Si vieillesse pouvait

Publié le par Khandjarette

Je marchais la tête ailleurs noyée dans mes soucis comme d’habitude.

Si seulement on pouvait matérialiser les pensées. On serait sûrement horrifiés, terrorisés. Un télescopage d’idées hétéroclites qui se superposent les unes aux autres. Un ensemble de sentiments, d’émotions, de personnes, de décisions, d’âneries, …, c’est ça nos pensées. Mais c’est avant tout des mots, un réservoir de mots.

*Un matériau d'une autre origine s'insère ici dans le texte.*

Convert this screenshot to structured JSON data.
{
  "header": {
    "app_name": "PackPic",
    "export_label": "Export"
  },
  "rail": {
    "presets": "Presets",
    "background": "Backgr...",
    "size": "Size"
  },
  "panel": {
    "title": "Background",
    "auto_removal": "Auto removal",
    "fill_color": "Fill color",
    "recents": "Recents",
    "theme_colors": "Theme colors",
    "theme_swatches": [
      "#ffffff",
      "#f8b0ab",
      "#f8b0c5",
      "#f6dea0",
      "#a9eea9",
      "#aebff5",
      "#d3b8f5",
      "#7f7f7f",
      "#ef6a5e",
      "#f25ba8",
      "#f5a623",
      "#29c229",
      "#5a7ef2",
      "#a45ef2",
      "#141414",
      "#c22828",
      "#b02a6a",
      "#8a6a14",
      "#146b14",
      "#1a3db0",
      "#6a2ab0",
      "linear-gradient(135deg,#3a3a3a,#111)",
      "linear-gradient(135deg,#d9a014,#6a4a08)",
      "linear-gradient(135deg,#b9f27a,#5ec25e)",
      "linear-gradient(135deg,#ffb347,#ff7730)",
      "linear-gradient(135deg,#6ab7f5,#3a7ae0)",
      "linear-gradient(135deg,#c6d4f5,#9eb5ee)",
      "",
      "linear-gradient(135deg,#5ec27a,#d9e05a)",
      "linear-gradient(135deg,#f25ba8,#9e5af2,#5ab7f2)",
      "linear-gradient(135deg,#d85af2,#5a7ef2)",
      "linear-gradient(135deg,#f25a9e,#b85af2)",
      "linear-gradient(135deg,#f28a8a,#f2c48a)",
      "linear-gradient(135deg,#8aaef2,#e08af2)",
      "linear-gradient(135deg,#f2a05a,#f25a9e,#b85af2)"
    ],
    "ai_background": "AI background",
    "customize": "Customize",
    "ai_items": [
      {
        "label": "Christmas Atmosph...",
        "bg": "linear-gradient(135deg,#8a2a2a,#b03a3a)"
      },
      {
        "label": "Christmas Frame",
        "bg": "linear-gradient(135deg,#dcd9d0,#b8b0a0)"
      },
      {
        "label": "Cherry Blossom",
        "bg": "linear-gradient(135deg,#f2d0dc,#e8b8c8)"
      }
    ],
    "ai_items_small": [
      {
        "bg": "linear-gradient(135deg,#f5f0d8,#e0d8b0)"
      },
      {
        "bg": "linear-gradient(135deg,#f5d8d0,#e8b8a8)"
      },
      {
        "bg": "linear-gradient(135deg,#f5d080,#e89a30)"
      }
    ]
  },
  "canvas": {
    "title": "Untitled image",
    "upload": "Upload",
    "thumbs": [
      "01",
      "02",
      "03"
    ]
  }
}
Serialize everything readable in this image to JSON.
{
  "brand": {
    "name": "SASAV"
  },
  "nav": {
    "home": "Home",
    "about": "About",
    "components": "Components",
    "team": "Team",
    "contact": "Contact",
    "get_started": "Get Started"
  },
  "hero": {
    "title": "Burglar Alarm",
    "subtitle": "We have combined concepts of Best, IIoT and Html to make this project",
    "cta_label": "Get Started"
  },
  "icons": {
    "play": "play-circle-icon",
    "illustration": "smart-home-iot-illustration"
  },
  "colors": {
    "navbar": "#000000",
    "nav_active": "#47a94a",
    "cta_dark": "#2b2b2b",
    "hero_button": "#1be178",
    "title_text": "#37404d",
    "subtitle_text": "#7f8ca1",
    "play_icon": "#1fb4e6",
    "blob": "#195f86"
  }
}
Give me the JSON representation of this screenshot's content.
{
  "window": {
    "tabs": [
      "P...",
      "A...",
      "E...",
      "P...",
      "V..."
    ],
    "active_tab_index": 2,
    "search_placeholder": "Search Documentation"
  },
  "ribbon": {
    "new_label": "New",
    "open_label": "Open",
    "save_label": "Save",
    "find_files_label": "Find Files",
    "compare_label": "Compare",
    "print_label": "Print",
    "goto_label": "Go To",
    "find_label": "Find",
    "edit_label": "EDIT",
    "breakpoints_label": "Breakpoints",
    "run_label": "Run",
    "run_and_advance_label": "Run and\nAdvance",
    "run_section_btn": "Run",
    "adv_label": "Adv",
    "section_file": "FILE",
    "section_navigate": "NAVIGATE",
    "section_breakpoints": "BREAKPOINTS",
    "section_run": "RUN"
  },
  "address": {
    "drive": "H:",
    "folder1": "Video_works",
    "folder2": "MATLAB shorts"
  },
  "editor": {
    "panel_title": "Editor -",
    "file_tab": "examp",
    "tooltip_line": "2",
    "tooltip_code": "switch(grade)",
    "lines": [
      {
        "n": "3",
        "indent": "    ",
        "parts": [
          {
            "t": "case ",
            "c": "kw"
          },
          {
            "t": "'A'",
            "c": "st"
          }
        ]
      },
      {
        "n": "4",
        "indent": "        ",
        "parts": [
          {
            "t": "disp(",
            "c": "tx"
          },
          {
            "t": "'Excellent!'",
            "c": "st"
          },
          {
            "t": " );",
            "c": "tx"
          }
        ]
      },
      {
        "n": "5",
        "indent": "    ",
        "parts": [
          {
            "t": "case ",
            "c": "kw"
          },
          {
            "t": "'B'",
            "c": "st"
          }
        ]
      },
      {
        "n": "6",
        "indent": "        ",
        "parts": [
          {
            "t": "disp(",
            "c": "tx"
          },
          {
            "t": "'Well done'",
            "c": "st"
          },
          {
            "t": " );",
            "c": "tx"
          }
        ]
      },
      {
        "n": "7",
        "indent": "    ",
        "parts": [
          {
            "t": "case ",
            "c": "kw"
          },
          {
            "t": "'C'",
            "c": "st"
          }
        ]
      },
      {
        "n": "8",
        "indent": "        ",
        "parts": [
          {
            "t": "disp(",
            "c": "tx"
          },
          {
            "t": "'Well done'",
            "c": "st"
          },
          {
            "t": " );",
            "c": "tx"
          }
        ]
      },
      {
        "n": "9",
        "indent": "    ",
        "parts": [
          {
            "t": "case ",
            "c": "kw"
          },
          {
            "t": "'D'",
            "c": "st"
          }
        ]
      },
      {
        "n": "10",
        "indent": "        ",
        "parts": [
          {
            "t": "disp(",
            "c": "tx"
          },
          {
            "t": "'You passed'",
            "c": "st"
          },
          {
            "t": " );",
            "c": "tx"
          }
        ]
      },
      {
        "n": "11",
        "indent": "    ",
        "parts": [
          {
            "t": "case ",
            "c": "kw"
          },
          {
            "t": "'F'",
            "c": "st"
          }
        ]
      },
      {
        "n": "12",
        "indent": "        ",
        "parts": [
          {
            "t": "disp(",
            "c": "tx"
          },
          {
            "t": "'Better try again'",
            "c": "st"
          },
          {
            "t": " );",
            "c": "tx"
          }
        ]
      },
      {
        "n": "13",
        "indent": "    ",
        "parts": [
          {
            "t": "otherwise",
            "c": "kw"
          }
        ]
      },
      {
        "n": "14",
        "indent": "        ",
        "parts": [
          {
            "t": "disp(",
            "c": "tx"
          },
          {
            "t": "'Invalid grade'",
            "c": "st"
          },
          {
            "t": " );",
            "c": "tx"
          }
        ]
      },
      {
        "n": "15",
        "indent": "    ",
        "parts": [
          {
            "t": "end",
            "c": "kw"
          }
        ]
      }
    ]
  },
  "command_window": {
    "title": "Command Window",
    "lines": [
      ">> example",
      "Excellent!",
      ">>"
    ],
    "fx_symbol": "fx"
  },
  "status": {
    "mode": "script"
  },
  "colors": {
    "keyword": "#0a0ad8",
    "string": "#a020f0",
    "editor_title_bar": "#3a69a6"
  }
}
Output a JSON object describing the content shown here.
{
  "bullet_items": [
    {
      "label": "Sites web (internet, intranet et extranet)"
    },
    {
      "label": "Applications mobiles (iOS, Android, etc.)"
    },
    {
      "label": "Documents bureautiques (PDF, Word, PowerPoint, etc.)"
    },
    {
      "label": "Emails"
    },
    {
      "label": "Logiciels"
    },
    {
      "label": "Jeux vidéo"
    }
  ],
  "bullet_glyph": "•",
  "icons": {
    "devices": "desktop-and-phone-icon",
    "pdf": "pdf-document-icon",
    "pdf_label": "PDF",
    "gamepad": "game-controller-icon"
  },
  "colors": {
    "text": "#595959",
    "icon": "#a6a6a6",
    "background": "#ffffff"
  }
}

Je marchais donc en cogitant sans voir les passants que je croisais sur Alger, je ne prêtais attention à rien et à personne. Plongée dans mes angoisses je filais droit sur le trottoir quand sur ma droite une petite masse humaine assise à même le sol attira mon attention. La démarche rapide, j’eus toutefois le temps de voir que c’était une femme âgée, ridée, recroquevillée et voilée par une espèce de drap gris avec lequel elle se couvrait du froid. Un poignard dans les entrailles m’eut fait moins mal que cette vision à ce moment là. J’eus mal au cœur et les larmes me montèrent instantanément aux yeux. J’eus mal pour elle et j’eus honte de moi. Brusquement, la vie me parut dérisoire, traîtresse et si futile.

J’avais 19 ans, j’étais pleine d’idées, d’ambitions, de vie. Je me noyais dans des soucis qui me parurent d’un coup bêtes et sans importance. L’état de cette vieille femme me bouleversa, me renversa. Je ne pus faire demi tour, je n’osai même pas lui parler ou lui donner une pièce. Ce que je sentis me hanta toute la journée à l’époque. Cela me hante encore puisque je l’écris sans en avoir oublié le poignant et l'émotion.

 C’est horrible, pensai-je, d’être vieille et démunie et d’être dans la rue quand notre place est dans la chaleur d’un foyer familial.